第125回バイオセミナーは、白井 剛先生のご紹介で、京都大学iPS細胞研究所 未来生命科学開拓部門の渡辺 亮先生にお話しいただけることになりました。渡辺先生の研究グループでは、ゲノムやエピゲノムの解析を行い、真の臨床応用が可能なiPS細胞を厳密に評価する方法を開発しています。

関連他分野のお話を聞ける良い機会ですので、教員、大学院生はもちろん、学部学生も多数ご参加ください。

日 時 2015年12月10日(木) 15:10~16:30

会 場 命江館3F 中講義室①

演 者 渡辺 亮先生(京都大学 iPS細胞研究所 未来生命科学開拓部門)

演 題 細胞運命を明らかにするシングルセル遺伝子発現解析

細胞分化は一個の受精卵から数百種類の細胞を生み出す生命現象である。臓器の形成や形態などのボディプランに示されるように、ヒトの発生過程における分 化は極めて厳密に制御されている。分化を制御する細胞運命決定はエピゲノム制御が深く関与していると言われているが、その詳細は明らかになっていない。本研究では、体細胞初期化過程及び細胞分化における連続的な遺伝子発現ネットワークの遷移をシングルセルRNA-seqによって観察し、この分化を制御するメカニズムの解明を試みた。まず、iPS細胞から心筋細胞への分化誘導過程における複数のタイムポイントで取得した単一細胞について、遺伝子発現プロファイルを取得した。情報解析によって、各細胞の分化の進行度を規定した。我々の分化遷移状態で発現が観察されたマーカー遺伝子が、既報にあるマウスの神経及び心臓発生に関与する遺伝子の発現の時系列と一致していたことより、in vivoの発生過程を模倣していることが示された。

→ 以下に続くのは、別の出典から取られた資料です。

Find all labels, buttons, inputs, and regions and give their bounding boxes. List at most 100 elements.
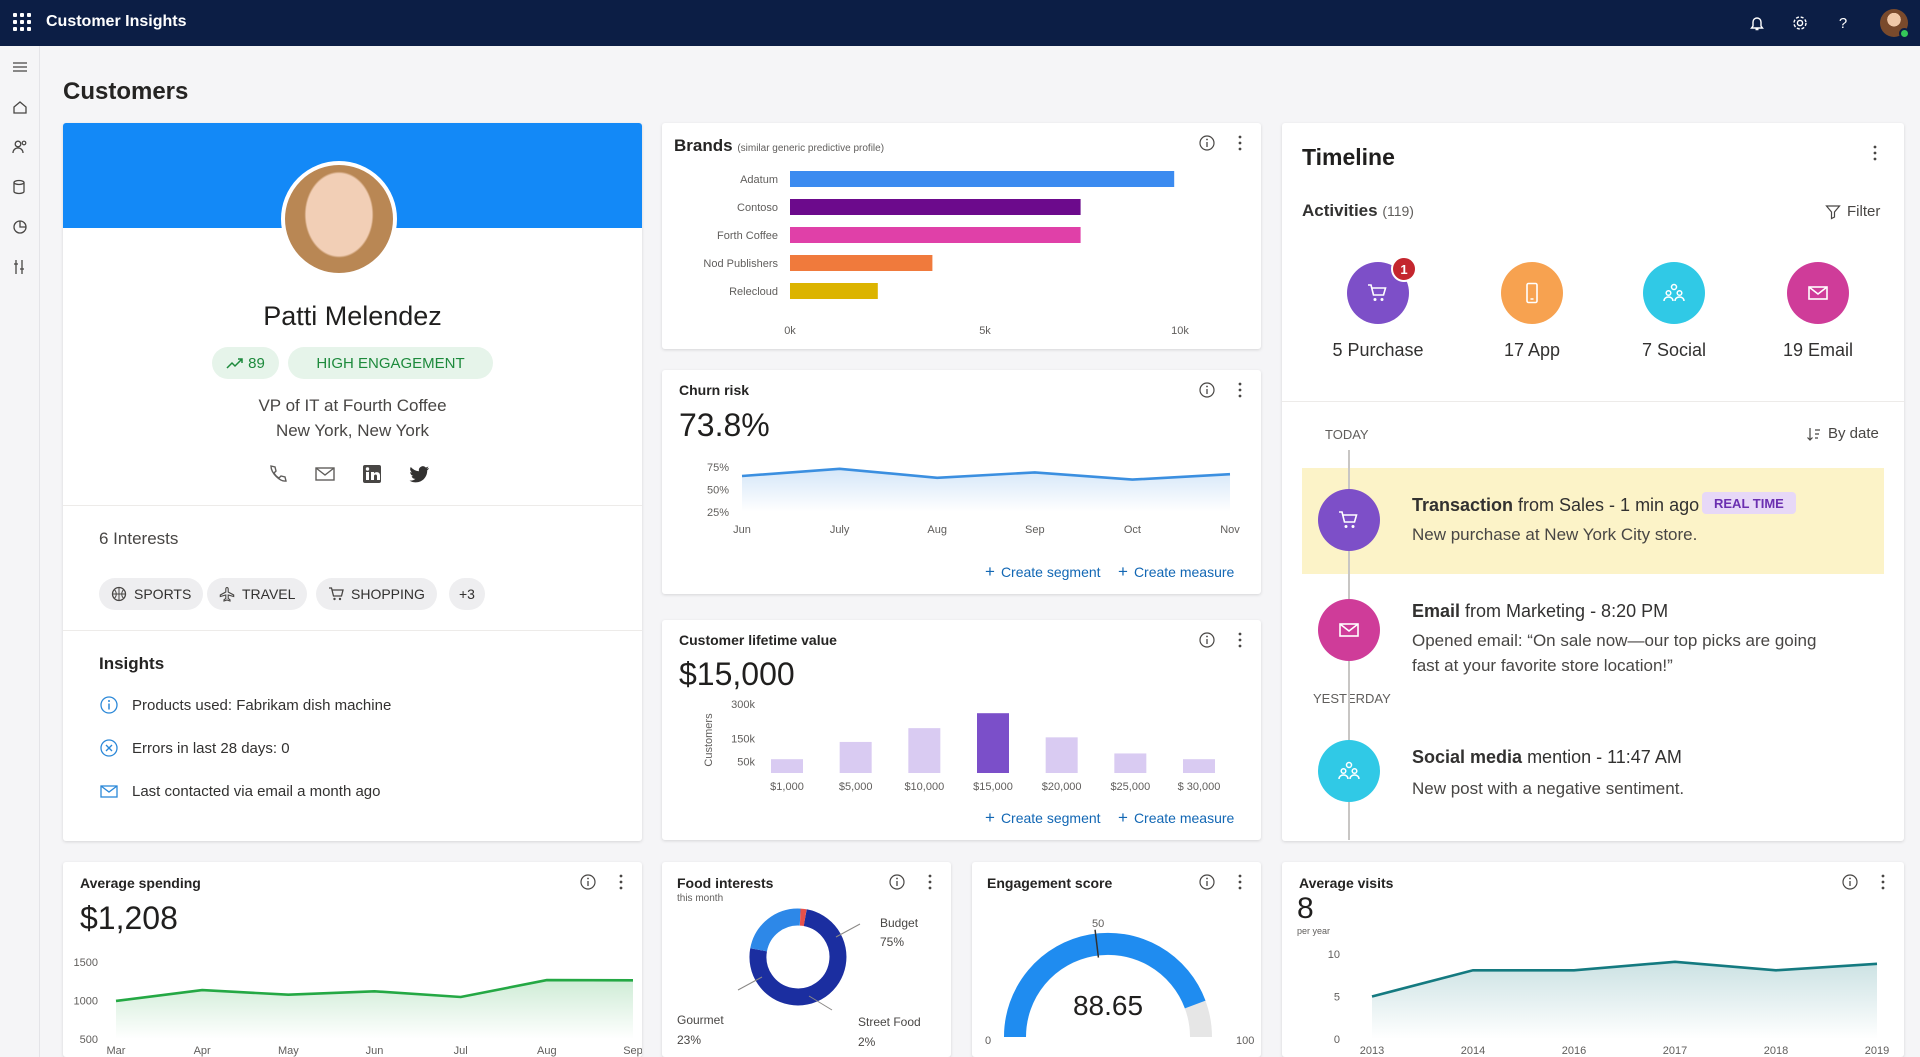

そして、分化の遷移過程で一過的に高い発現を示す転写因子が、同一の転写制御ネットワークを形成しているタイミングでは発現量の揺らぎが失われていたことより、このタイミングでは細胞分化を不可逆にしていることが考えられた。上記の結果より、細胞分化の制御は、遺伝子のコンテンツのみならず、その発現の揺らぎが関与していることが示唆された。同時に、ヒストン状態を計測するAssay for Transposase Accessible Chromatin using sequencing (ATAC-seq)によって、転写のオーケストレーションを制御する心筋分化のキー因子を同定した。さらに、シングルセル遺伝子発現解析のデータよりアリル特異的な発現を計測するアルゴリズムを開発した。シングルアリルレベルで転写制御を評価することで、転写のオン・オフを1本のDNAレベルで観察が可能になり、デジタル化することに成功した。本講演ではシングルセル解析が現実化した中で替わりつつある生物学研究の方法論についてもディスカッションしたい。